I would characterize the debate between linguists and a certain class of cognitive scientists like this:

CogSci: Hey, you keep talking about UG/Innate mechanisms! We don't like that/it seems implausible. Instead, we should just have general learning algorithms that can be utilized to learn language!

Ling: Cool! Show us! Show us!

CogSci: Well...Here's a machine learning model that can learn English past tense with the following training data.

Ling: Oh. Um. Hmmm. Yeah, the data is more complex than that. How far can you get with this data (unloads data by the truckful). Also: that looks like how adults learn things (the kinds of errors made), not really how kids learn language (they make different kinds of errors). Can you model that?

CogSci: It's a simple model! It can't handle that data. That's for a later paper! Also, we don't care about the error classifications, as long as it looks like learning.

Ling: Ok. Let us know when that paper comes out. Have you seen this Bantu data? It's pretty cool too.
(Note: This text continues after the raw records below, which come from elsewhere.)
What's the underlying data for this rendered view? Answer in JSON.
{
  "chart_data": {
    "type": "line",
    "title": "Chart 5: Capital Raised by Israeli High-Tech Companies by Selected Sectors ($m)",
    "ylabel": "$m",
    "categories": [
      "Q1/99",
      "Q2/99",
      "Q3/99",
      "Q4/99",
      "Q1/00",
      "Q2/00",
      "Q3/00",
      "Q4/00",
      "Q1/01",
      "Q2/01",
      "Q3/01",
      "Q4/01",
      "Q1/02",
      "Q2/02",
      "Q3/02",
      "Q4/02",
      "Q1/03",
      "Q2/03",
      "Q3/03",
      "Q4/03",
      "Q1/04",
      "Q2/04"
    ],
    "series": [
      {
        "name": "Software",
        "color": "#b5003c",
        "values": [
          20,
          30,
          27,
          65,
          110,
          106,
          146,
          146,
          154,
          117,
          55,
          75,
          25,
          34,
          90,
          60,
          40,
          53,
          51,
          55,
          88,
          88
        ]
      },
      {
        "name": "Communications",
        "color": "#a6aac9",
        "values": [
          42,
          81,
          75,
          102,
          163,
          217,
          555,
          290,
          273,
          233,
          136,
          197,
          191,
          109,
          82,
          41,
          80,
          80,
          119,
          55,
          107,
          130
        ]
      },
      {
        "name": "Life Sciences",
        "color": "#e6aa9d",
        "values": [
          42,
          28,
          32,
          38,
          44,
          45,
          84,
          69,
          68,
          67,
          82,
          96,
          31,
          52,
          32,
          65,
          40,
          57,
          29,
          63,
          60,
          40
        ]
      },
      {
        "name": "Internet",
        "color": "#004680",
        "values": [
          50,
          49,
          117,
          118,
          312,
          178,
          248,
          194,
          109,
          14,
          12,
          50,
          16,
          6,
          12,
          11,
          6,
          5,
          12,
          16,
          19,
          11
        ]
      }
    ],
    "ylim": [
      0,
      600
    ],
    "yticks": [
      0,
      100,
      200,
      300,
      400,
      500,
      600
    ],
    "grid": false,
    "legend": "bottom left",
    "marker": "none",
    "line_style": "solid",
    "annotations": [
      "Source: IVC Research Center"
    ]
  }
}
CogSci: later: Ok, look. We didn't get the model to work, but we really think your multiplying entities. I mean, it's just crazy/biologically-implausible/ugly to postulate this innate knowledge.

Ling: Yup. But here's the deal. We can't manage to actually explain everything we want even if we postulate innate rules/knowledge like crazy. Maybe we have a fundamentally broken model. Maybe machine learning really will come and eat our babies (or maybe the kinds of things we're postulating will turn out to built on top of machine learning, as explanations at different levels). But so far, it's the best we've got.

Obviously, people write books on these arguments, so some massive simplification was done here. And there is some really cool work being done by general cognitive scientists in the language space.

I'm not contradicting UG. From what I took out of the linguistics course I took at university, the idea is that part of this innate ability is an innate understanding of grammar, or rather we expect to learn grammar and so when we receive all the "input" our mind tries to make sense of it.